Ernest Cline’s 2011 science fiction epic, Ready Player One, is a delightful journey down memory lane—that is, if you were lucky enough to be kicking around during the 80s.
What at first might seem like just another dystopian novel (Cline’s book opens on an impoverished and wasting civilization in a not-so-distant future in which nearly everyone has retreated into the comforts of virtual reality) quickly turns into an ardent tribute to “the decade of decadence,” a special time of imagination, science, speculation, adventure, and yes, neon.
Chock full of references from that delectable decade, Ready Player One conjures up memories of things long-forgotten, like arcade game “cabinets,” simulated wood grain, hidden “easter eggs”, BASIC computer language, Joust Atari 2600, and mustard-colored carpet.

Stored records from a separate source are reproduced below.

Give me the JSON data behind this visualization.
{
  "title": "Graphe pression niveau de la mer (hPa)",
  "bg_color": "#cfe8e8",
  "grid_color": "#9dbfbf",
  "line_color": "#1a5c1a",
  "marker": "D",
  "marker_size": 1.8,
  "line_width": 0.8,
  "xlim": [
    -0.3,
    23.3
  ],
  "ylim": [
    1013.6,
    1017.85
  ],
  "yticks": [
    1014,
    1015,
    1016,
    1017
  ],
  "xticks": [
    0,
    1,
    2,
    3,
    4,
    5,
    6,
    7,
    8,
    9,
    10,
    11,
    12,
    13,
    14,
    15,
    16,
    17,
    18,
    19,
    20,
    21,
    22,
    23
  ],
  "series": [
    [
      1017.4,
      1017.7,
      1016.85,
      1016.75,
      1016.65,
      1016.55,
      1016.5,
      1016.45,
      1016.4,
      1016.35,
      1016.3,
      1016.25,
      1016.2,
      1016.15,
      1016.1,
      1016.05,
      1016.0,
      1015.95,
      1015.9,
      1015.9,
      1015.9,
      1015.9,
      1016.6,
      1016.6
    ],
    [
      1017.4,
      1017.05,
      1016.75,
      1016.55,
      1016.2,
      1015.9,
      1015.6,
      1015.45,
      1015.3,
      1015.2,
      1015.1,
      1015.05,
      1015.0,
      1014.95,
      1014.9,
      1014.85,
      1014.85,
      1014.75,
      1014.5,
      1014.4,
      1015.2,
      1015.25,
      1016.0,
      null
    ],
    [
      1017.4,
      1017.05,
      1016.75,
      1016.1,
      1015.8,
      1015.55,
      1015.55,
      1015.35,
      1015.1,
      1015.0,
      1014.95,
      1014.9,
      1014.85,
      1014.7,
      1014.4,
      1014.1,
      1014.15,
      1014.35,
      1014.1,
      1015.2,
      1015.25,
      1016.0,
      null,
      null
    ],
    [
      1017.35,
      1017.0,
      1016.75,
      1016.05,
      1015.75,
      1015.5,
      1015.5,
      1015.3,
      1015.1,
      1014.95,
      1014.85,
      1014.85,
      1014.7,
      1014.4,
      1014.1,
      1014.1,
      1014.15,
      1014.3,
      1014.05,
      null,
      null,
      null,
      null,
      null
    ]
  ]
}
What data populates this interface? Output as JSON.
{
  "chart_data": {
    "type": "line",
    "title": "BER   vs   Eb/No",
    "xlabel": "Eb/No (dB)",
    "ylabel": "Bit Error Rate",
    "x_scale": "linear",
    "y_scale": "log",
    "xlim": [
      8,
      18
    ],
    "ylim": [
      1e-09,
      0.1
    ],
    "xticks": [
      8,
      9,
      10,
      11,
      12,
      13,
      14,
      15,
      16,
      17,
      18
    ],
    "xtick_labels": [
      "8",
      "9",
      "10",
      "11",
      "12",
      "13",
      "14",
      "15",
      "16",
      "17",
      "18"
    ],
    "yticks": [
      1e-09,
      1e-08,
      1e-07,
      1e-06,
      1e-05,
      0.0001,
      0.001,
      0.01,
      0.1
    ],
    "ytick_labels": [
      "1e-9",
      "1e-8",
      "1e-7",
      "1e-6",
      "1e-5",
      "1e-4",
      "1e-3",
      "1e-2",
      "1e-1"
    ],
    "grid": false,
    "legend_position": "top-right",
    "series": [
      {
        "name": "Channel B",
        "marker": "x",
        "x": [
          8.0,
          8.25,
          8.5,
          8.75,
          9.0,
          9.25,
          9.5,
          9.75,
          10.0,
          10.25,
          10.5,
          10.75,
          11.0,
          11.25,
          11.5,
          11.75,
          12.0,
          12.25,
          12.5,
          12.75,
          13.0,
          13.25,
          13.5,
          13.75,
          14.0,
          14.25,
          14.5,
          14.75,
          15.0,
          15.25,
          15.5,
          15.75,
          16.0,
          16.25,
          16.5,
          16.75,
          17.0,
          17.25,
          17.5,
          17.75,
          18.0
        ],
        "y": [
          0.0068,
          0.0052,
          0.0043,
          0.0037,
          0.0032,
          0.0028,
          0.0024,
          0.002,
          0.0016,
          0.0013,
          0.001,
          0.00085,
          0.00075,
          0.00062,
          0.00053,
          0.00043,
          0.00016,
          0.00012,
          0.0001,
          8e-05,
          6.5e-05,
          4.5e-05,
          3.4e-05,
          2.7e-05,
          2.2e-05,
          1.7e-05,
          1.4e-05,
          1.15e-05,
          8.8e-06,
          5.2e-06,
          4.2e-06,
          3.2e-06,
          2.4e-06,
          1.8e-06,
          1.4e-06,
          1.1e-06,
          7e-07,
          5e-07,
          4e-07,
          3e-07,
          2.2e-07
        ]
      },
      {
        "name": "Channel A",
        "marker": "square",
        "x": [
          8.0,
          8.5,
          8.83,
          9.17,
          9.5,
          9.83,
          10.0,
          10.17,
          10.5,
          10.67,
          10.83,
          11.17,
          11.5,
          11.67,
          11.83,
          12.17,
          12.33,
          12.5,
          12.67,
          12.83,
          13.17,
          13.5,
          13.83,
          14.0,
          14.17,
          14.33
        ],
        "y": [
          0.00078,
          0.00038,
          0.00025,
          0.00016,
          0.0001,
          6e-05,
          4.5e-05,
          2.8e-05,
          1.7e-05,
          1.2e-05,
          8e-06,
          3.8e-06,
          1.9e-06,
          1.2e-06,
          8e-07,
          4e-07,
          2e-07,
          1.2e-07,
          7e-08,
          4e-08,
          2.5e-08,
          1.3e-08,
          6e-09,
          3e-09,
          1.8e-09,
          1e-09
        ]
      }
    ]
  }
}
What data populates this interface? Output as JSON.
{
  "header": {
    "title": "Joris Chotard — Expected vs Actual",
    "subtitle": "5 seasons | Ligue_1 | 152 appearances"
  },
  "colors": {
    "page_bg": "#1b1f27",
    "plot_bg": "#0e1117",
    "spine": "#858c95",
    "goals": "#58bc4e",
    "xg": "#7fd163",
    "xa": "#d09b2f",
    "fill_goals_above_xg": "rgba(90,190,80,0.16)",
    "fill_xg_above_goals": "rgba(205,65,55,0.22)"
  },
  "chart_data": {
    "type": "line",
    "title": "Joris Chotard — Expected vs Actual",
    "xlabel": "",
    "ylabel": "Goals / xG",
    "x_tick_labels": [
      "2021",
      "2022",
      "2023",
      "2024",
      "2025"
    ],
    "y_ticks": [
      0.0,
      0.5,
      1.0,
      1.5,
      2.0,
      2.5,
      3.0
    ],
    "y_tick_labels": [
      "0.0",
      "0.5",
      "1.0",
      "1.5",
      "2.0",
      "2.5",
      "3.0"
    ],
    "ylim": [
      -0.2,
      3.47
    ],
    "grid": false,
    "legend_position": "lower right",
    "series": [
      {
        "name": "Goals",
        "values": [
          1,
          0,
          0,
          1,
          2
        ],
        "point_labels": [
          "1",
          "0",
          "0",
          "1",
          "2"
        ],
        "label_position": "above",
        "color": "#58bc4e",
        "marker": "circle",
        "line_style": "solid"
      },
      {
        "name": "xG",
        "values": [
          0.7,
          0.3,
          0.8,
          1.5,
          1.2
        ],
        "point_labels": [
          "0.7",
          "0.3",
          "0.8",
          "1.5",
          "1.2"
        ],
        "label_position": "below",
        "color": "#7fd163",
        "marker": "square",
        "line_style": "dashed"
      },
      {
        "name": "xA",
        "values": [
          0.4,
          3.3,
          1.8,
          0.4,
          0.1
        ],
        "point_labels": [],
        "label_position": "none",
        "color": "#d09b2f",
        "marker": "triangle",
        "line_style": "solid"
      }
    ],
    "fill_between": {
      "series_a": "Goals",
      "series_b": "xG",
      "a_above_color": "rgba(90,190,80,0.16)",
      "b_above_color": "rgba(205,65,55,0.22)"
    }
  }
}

The images are so vivid that the reader, given they spent any amount of time in the 80s at all, is left wondering how they ever could have forgotten them.
A book written by what could only be a serious gamer—or a very proud nerd--Ready Player One acts as a time machine with the power to transport you back in time to the small living room in your childhood home playing Dungeons & Dragons with your older brother (or maybe that’s just me).
“I felt like a kid standing in the world’s greatest video arcade without any quarters…”
“Since then, we’d used Street Fighter II to settle our disputes.”
“I could feel it, deep in the soft, chewy caramel center of my being.”
“When I reached the bar, I ordered a Pan-Galactic Gargle Blaster from the female Klingon bartender and downed half of it.”
“Just like that, I became a dancing fool.”
“My bullet bill this month was going to be huge.”
“I’d never held an actual guitar, but on a virtual axe, I could totally shred.”
“It’s time for me to blow this pop stand.”